La Suprema Corte, tuttavia, ha rigettato il ricorso, dando ragione alla lavoratrice e confermando la nullità del recesso datoriale.
I Giudici di Cassazione, conformandosi ad un orientamento ormai divenuto maggioritario, forniscono una lettura rigorosa della norma e affermano che, perché il divieto sia inoperante ed il licenziamento della lavoratrice possa considerarsi legittimo, deve sussistere la cessazione dell’intera attività aziendale; la speciale eccezione al principio generale, prevista dalla norma, infatti, non può essere oggetto di un’interpretazione estensiva o analogica.
Pertanto, il fatto di aver chiuso un solo reparto, per quanto autonomo, non è sufficiente ad integrare il presupposto della cessazione totale dell’attività aziendale; in ogni caso, anche qualora si volesse per ipotesi aderire alla tesi della società ricorrente, comunque graverebbe sul datore di lavoro l’onere di provare l’inesistenza di un’altra utile collocazione per la lavoratrice all’interno di altri rami o reparti aziendali.

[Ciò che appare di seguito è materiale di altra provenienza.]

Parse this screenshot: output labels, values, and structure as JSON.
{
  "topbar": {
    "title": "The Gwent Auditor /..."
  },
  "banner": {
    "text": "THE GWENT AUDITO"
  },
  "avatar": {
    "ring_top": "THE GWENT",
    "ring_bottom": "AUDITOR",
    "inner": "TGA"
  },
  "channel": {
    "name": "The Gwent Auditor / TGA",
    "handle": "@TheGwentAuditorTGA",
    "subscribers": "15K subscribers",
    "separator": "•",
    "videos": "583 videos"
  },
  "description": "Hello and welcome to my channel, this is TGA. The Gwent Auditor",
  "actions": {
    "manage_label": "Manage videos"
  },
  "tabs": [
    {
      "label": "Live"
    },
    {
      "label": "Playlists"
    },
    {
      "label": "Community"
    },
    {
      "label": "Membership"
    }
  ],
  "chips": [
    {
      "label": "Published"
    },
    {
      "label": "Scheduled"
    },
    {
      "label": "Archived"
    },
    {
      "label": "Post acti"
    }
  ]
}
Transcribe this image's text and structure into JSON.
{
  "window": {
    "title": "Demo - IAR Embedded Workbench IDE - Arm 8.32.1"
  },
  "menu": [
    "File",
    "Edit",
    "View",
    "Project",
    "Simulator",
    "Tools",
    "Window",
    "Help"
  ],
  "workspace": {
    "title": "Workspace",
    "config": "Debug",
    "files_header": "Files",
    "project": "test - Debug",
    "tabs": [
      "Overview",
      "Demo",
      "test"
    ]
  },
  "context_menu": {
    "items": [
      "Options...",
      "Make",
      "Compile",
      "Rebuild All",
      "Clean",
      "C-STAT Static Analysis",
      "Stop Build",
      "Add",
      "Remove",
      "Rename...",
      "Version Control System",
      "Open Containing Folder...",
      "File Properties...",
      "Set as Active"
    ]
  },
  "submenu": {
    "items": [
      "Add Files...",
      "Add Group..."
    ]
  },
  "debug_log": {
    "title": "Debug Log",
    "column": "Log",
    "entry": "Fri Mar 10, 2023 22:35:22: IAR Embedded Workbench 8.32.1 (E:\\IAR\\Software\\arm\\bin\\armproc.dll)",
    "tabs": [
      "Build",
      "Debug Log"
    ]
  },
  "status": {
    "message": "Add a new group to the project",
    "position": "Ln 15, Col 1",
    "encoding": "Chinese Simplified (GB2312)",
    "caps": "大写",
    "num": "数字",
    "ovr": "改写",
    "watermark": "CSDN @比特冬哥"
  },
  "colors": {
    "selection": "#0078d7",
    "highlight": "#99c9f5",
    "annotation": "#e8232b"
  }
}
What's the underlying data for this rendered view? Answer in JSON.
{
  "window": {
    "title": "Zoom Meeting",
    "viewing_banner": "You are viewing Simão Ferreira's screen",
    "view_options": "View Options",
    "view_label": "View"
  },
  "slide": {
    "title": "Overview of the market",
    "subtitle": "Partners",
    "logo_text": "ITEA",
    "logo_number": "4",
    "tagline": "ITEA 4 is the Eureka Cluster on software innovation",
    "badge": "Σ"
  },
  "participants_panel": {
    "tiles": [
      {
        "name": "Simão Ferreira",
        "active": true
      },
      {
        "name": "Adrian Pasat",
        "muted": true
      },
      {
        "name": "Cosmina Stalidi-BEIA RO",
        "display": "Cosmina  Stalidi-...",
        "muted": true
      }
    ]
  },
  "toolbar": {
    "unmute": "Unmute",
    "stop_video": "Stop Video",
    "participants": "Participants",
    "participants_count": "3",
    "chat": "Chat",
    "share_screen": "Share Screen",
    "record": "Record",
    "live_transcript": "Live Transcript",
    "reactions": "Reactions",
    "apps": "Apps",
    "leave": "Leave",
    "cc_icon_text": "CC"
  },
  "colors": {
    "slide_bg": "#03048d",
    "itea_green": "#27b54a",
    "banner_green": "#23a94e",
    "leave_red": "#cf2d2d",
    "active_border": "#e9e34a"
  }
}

Da ultimo, gli Ermellini, confermando quindi la nullità assoluta (e non la mera inefficacia) del licenziamento, intimato in violazione del divieto, hanno osservato come tale quadro sanzionatorio resti immutato anche qualora venga utilizzato l’”escamotage” di comunicare il recesso durante la gravidanza per poi differirne gli effetti al compimento del primo anno del bambino.